AWS Cloud Security: IAM Access Analyzer for Access Cleanup

AWS Cloud Security: IAM Access Analyzer for Access Cleanup

AWS Cloud Security: IAM Access Analyzer for Access Cleanup

AWS Identity and Access Management (IAM) is a core service that enables you to manage access to your AWS resources. However, managing access can be challenging, especially when you have multiple users, roles, policies, and permissions across your AWS accounts and organization.  

AWS Cloud Security: IAM Access Analyzer for Access Cleanup

How do you ensure that you are granting the right level of access to the right entities, and not exposing your resources to unauthorized or unintended access? 

This is where AWS IAM Access Analyzer comes in. IAM Access Analyzer is a security feature that helps you identify and remediate any access issues in your AWS environment. It does so by analyzing the resource-based policies that you apply to your AWS resources, such as Amazon S3 buckets, IAM roles, AWS KMS keys, AWS Lambda functions, and Amazon SQS queues.  

IAM Access Analyzer can detect two types of access issues:

    • External access findings: These are findings that indicate that your resources are shared with an external entity, such as another AWS account, a root user, an IAM user or role, a federated user, an AWS service, an anonymous user, or any other principal that is outside of your zone of trust. Sharing resources with external entities can pose a security risk if you are not aware of it or if you do not intend to do so. 
    • Unused access findings: These are findings that indicate that your IAM users and rules have permissions that are not used for a specified period. Unused permissions can increase the attack surface and the potential impact of a compromised credential. Therefore, it is best practice to remove or restrict any permissions that are not needed. 

In this blog post, we will show you how to use IAM Access Analyzer to create an analyzer for unused access findings and how to review and resolve the findings to clean up your access permissions. By doing so, you can enhance the security of your cloud infrastructure and ensure compliance with your security standards. 

How to create an analyzer for unused access findings

To create an analyzer for unused access findings, follow these steps: 

With Power Automate, you can:  

1. Navigate to the IAM console dashboard.
2. Select “Access reports” on the left side of the navigation panel.
3. Choose “Access Analyzer.”
4. Click “Create analyzer.
As you can see in the below image:

Create analyser

5. Enter a name for your analyzer, such as “Unused Access Analyzer”.
6. Select the type of analyzer you want to create. For this example, we will choose “Unused access findings”.

Name Analyser

7. Specify the tracking period for your analyzer. This is the period that IAM Access Analyzer will use to determine if a user or role has used a permission or not. For example, if you select a tracking period of 90 days (about 3 months), IAM Access Analyzer will highlight the users and roles that have not used a permission in the last 90 days (about 3 months). You can choose from 30, 60, or 90 days (about 3 months), or enter a custom value between 1 and 365 days (about 12 months).

Tracking Period

8. Click “Create analyzer.”

Last step

By following the above steps, you can successfully create the IAM Analyzer.  
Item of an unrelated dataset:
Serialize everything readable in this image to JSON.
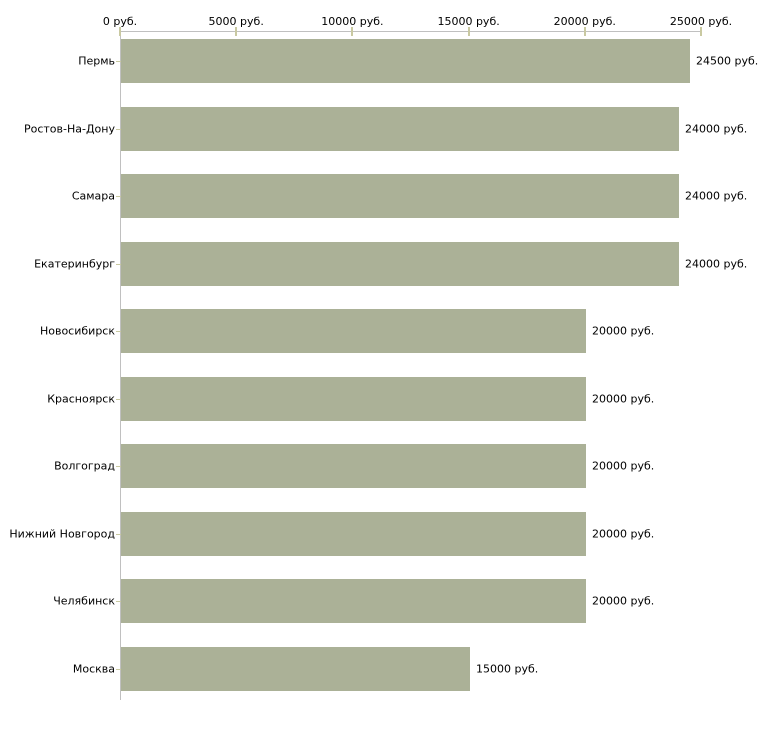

How to review and resolve unused access findings

After you create an analyzer for unused access findings, IAM Access Analyzer will start scanning your IAM users and roles and generate findings for any unused permissions. You can view the findings on the IAM Access Analyzer dashboard, or on the IAM console under “Users” or “Roles”. 

1.  On the IAM Access Analyzer dashboard, click on the “Unused access findings” tab.

2. You will see a list of findings for each user and role that has unused permissions. You can filter the findings by resource type, resource name, last accessed date, or finding status.

3. Click on a finding to see the details, such as the resource name, the policy name, the policy statement, the permission, and the last accessed date.

4. To resolve a finding, you have two options: 

    • Remove the permission: This option will remove the permission from the policy statement and update the policy accordingly. This is the recommended option if you are sure the user or role does not need permission. 
    • Restrict the permission: This option will add a condition to the policy statement that restricts the permission to a specific resource, action, or principal. This is the preferred option if you want to keep the permission but limit its scope. 

5. After you choose an option, IAM Access Analyzer will show you the proposed policy change and ask you to confirm. Review the policy change and click “Apply changes”.

6. IAM Access Analyzer will apply the policy change and mark the finding as “Resolved”. You can also mark a finding as “Resolved” manually if you have made the policy change outside of IAM Access Analyzer.

The following image shows the steps to review and resolve unused access findings. 

IAM Access Analyser summary

Conclusion

IAM Access Analyzer is a powerful tool that helps you improve the security and compliance of your AWS environment by identifying and resolving any access issues. By using IAM Access Analyzer to create an analyzer for unused access findings, you can easily find and clean up any permissions that are not used by your IAM users and roles. This way, you can reduce the attack surface and the potential impact of a compromised credential and follow the principle of least privilege.